The implications of PGP-UK extend far beyond the laboratory. The project has developed GenoME, a free, open-source educational app that allows laypersons to explore personal genomes ⁴ . This tool exemplifies the project's commitment to democratizing genomic knowledge and engaging the public as active participants rather than passive subjects.

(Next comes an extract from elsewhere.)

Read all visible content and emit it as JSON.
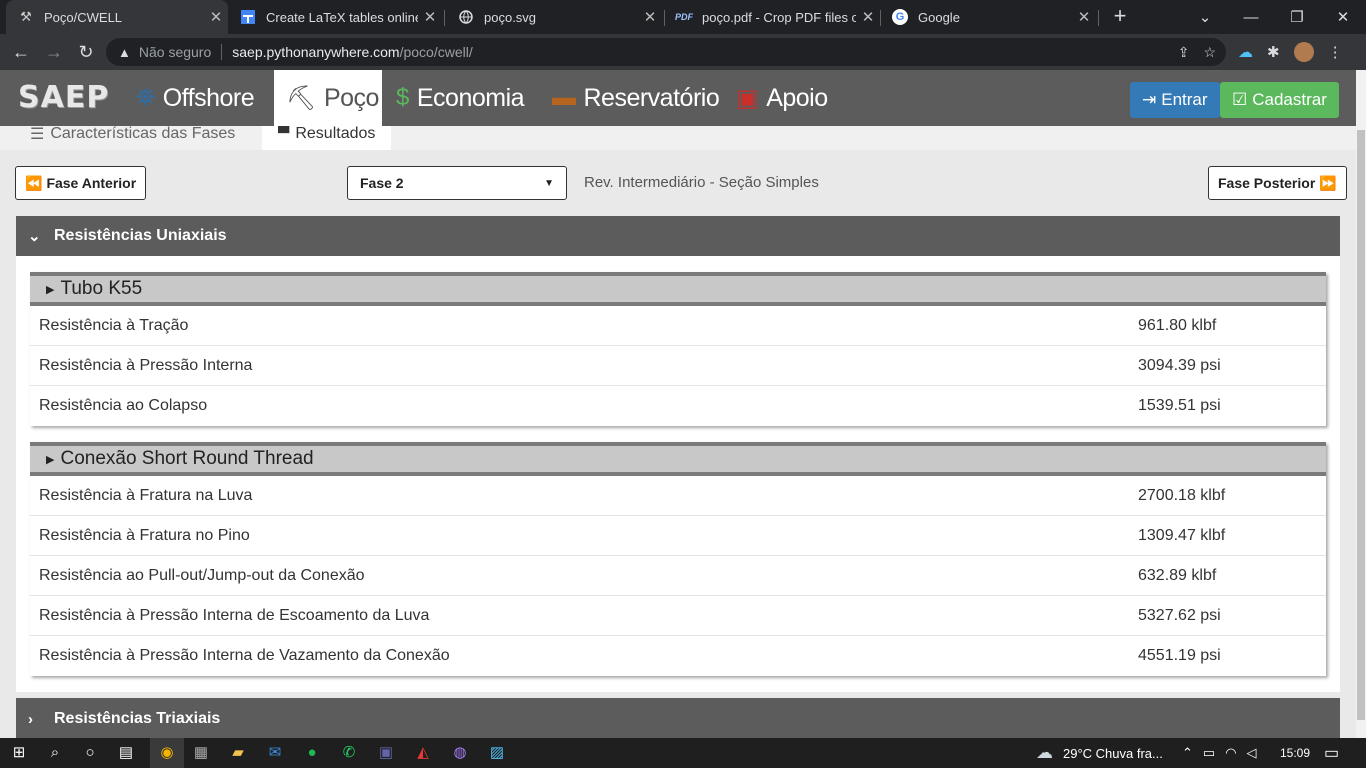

PGP-UK's open approach aligns with broader national initiatives to advance genomic medicine. The UK government's Genome UK strategy aims to create "the most advanced genomic healthcare system in the world," with significant investments in newborn sequencing, cancer genomics, and efforts to address health inequalities in genomic medicine . The PGP-UK model provides a valuable template for how public participation and open science can support these ambitious goals.

Future Directions

Expanding participant diversity to better represent global populations
Integrating additional data types (proteomics, metabolomics)
Developing advanced tools for data interpretation and visualization
Enhancing educational resources for public engagement
Strengthening ethical frameworks for open genomic data

As the project continues to grow, it faces ongoing challenges and opportunities—navigating the ethical complexities of open genetic data, ensuring diversity among participants, and developing new methods for interpreting the vast and complex datasets being generated. Yet, its core mission remains constant: to advance human health through open genomic data sharing, and to demonstrate that the path to scientific progress is best walked together, with researchers and citizens as equal partners in discovery.

Through its innovative blend of cutting-edge science and participatory ethics, PGP-UK offers a powerful vision for the future of medical research—one where each person's genetic information becomes part of a collective resource that benefits all of humanity, and where the boundaries between research and society are bridged in pursuit of a common good.